| yj_trans {scales} | R Documentation |
The Yeo-Johnson transformation is a flexible transformation that is similiar
to Box-Cox, boxcox_trans(), but does not require input values to be greater
than zero.
yj_trans(p)
p |
Transformation exponent, |
The transformation takes one of four forms depending on the values of y and \lambda.

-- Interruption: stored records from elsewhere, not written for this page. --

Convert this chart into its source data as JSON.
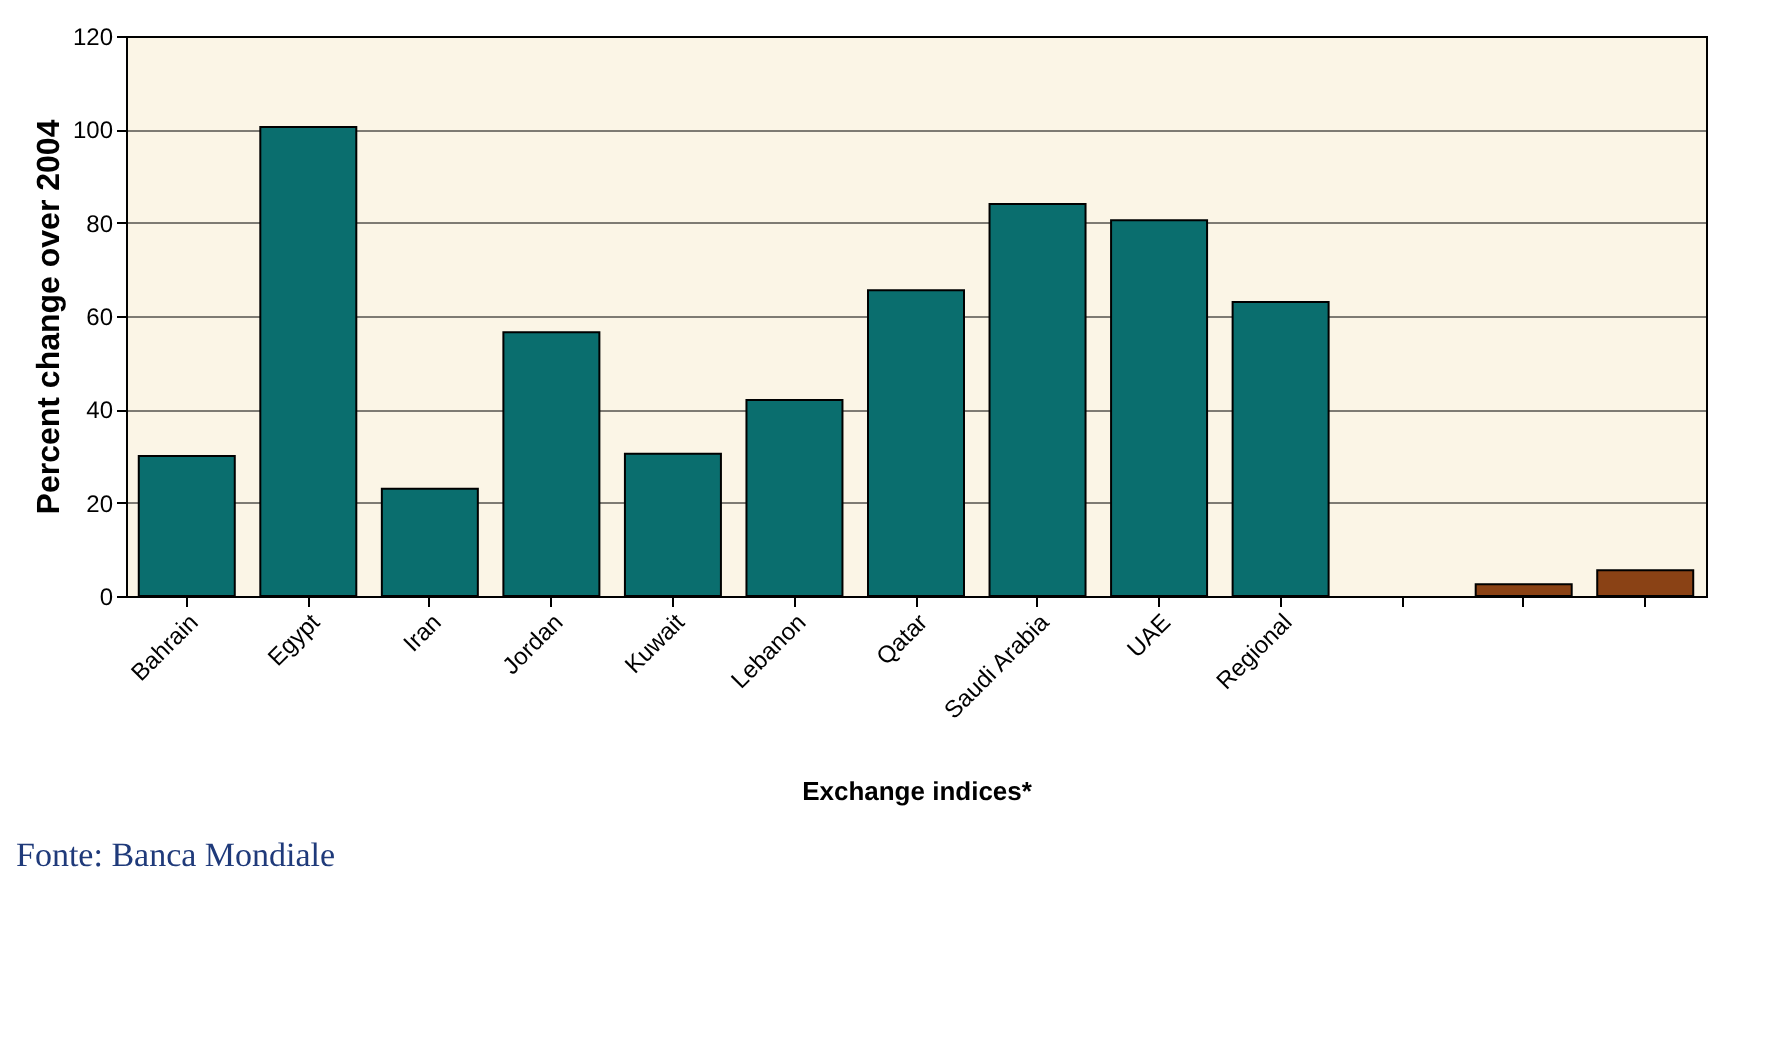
{
  "chart_data": {
    "type": "bar",
    "xlabel": "Exchange indices*",
    "ylabel": "Percent change over 2004",
    "categories": [
      "Bahrain",
      "Egypt",
      "Iran",
      "Jordan",
      "Kuwait",
      "Lebanon",
      "Qatar",
      "Saudi Arabia",
      "UAE",
      "Regional",
      null,
      null,
      null
    ],
    "values": [
      30,
      100.5,
      23,
      56.5,
      30.5,
      42,
      65.5,
      84,
      80.5,
      63,
      null,
      2.5,
      5.5
    ],
    "colors": [
      "#0a6e6e",
      "#0a6e6e",
      "#0a6e6e",
      "#0a6e6e",
      "#0a6e6e",
      "#0a6e6e",
      "#0a6e6e",
      "#0a6e6e",
      "#0a6e6e",
      "#0a6e6e",
      "#0a6e6e",
      "#8a4215",
      "#8a4215"
    ],
    "ylim": [
      0,
      120
    ],
    "yticks": [
      0,
      20,
      40,
      60,
      80,
      100,
      120
    ],
    "grid": "y",
    "annotations": [
      "Fonte: Banca Mondiale"
    ]
  }
}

y \ge 0 and \lambda \neq 0 :
y^{(\lambda)} = \frac{(y + 1)^\lambda - 1}{\lambda}
y \ge 0 and \lambda = 0:
y^{(\lambda)} = \ln(y + 1)
y < 0 and \lambda \neq 2:
y^{(\lambda)} = -\frac{(-y + 1)^{(2 - \lambda)} - 1}{2 - \lambda}
y < 0 and \lambda = 2:
y^{(\lambda)} = -\ln(-y + 1)
Yeo, I., & Johnson, R. (2000). A New Family of Power Transformations to Improve Normality or Symmetry. Biometrika, 87(4), 954-959. http://www.jstor.org/stable/2673623
plot(yj_trans(-1), xlim = c(-10, 10))
plot(yj_trans(0), xlim = c(-10, 10))
plot(yj_trans(1), xlim = c(-10, 10))
plot(yj_trans(2), xlim = c(-10, 10))